There are a few pitfalls to watch out for, and I’ll detail them this summer at the Under 21 Convention.
You eventually get to a point where you’re about to, or are going INSANE, and you KNOW IT.
You push a little more…
And then you let it all go. You see the fucking LIGHT. You may even find some of your self-esteem you lost growing up…
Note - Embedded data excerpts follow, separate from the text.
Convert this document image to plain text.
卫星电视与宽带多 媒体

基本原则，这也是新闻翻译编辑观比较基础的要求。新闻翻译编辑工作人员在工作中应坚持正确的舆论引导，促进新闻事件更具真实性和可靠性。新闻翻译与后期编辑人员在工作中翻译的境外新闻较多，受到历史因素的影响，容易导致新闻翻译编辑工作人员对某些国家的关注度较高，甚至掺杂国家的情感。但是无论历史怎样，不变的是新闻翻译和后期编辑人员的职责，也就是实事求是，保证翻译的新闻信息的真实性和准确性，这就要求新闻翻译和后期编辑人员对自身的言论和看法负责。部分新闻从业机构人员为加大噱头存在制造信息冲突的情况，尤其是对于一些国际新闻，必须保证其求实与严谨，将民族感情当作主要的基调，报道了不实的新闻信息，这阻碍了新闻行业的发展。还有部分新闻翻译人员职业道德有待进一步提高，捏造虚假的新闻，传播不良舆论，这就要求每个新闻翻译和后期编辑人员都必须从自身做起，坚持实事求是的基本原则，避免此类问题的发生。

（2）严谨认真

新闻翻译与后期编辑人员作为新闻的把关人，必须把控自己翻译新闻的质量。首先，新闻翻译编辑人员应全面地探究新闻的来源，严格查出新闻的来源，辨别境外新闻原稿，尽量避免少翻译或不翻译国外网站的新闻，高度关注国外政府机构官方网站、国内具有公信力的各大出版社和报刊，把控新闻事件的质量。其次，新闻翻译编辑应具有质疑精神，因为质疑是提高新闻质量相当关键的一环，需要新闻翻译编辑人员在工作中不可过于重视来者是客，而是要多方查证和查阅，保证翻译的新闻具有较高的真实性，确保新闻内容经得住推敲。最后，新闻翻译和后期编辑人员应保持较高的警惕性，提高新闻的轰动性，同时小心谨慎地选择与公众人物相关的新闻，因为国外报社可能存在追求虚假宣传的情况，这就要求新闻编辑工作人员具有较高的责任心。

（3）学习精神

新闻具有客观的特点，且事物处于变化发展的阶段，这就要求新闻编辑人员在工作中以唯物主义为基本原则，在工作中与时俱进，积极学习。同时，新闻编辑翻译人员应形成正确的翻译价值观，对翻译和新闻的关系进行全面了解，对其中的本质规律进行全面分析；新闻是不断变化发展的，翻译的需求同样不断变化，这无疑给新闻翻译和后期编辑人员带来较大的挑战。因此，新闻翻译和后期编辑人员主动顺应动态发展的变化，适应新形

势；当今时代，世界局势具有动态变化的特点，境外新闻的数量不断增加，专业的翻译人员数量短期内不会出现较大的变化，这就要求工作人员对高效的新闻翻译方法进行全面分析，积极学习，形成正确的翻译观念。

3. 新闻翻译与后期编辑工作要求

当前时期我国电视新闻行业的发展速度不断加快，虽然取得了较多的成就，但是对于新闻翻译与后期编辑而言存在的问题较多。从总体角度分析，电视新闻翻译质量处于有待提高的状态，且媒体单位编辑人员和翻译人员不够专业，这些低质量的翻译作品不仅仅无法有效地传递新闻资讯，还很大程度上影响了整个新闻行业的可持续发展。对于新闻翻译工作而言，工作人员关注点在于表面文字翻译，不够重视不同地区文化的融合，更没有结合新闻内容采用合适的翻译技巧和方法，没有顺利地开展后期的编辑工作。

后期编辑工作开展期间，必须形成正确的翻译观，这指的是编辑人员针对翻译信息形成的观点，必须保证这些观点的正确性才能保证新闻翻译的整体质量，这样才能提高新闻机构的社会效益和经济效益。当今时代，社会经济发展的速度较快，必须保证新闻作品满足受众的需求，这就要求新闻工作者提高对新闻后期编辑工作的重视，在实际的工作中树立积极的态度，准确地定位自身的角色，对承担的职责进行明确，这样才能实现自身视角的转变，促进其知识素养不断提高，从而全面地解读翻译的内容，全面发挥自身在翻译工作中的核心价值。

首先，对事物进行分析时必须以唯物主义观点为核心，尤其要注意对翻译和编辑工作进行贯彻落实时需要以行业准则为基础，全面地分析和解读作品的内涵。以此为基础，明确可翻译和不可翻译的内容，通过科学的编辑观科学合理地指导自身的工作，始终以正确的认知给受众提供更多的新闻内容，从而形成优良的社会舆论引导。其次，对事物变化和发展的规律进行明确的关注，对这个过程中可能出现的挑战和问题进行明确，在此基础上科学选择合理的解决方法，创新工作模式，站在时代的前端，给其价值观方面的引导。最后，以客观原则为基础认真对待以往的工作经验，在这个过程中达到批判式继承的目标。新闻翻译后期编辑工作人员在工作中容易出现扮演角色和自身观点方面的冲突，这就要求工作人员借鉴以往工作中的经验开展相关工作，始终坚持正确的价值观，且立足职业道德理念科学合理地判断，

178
After that is when you pretty much start to fill in the gaps. You make it, but realize there is always room for improvment.
You begin to move on to bigger and better things…
This part is probably different for everyone, but for me, it was just starting to really ENJOY life for what it is.
Living the way I wanted, being the person I am, being AUTHENTIC, and just doing what the fuck I feel like doing.
So for anyone who gets the blunt end of my advice, take it for what it’s worth. I’ve been in your shoes, and mean the best.
Something I kind of stumbled upon in my mind yesterday thinking about this…
The 90/10 ratio for people self actualizing is a catch 22. The resources are there for everyone, but only because 90% won’t ever use them.
90% of people not utilizing what’s available makes it possible for those who want ‘it’ bad enough to pursue ‘it’.
Making the title of this post all the more important…
Are you a statistic, or something MORE?



July 29th, 2008 at 12:16 pm
Great article…though I have been using all of this info for quite awhile and nothing has really worked…and I do whatever it takes and it just does not work….
August 13th, 2008 at 4:03 pm
Ha! Holy shit, Dream! I remember reading your field journal on another forum. Good to see you still around, man.